On the other hand, Central Electricity Authority in its latest assessment released last week said that Coal may account for half of India’s power generation in 2030 despite a boom in solar and wind energy projects.
That will leave a big role for the most-polluting fuel in the nation’s future electricity mix. The CEA’s analysis shows that India may be able to exceed one of its 2015 Paris Agreement commitments – reaching 40% of installed capacity from non-fossil fuel sources. But the report also sees annual carbon emissions from the power sector rising about 12% from levels expected in 2022 to 1.154 billion tons. The report didn’t include an assessment of what that means for another key India goal – cutting emissions intensity of gross domestic product by as much as 35% from 2005 levels. According to this analysis by the country’s power-planning body, the nation has a large existing fleet of coal plants and that there’s a mismatch between peak periods of demand and output from renewables.
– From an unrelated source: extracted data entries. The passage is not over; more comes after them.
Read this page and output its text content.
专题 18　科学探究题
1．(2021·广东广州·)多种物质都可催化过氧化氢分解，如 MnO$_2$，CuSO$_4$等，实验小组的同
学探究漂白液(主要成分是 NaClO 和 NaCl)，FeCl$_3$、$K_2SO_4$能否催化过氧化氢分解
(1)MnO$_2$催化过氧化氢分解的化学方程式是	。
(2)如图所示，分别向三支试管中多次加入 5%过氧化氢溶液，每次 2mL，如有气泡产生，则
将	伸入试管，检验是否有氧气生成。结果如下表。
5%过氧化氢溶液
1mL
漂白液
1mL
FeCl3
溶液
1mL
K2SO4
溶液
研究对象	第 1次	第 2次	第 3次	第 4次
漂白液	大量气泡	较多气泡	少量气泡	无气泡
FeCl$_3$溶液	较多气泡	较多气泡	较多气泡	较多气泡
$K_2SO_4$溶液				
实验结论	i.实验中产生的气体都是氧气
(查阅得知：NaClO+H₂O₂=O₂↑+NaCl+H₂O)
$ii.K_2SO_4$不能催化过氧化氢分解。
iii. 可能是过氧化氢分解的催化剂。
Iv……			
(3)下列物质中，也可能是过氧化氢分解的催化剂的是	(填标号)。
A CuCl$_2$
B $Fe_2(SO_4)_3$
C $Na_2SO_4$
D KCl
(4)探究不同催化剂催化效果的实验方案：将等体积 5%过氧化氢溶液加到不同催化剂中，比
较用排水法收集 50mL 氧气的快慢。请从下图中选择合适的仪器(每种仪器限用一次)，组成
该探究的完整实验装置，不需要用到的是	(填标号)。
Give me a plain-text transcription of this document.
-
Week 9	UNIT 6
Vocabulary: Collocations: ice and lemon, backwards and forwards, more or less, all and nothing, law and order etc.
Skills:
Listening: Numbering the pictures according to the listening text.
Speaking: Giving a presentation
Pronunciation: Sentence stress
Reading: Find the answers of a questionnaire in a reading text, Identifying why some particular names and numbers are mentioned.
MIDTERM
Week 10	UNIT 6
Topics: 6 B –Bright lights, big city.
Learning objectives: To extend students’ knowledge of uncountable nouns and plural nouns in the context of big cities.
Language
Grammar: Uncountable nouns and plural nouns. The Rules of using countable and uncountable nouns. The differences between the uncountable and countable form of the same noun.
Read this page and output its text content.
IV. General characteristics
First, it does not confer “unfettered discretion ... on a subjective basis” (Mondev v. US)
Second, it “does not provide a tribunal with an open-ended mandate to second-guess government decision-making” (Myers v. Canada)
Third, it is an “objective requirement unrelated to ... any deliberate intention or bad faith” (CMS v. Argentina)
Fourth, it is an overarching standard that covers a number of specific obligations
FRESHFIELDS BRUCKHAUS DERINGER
India’s installed coal-fired capacity is 194 GW, and out of this government, last year identified 34 “stressed” coal-based projects with a total capacity of over 40 GW. Non-fossil fuel power sources, led by solar and wind, are seen generating 48% of gross generation, more than double what it was at the end of last year, while accounting for 65% of installed capacity, according to the CEA report. India had 80 gigawatts of renewable capacity at the end of May and has set a goal to install 175 gigawatts by 2022.
According to CEA, while coal’s share in the capacity is likely to drop to one-third, it will account for 50% of electricity generated. It was about 72% of generation at the end of March, according to separate CEA data.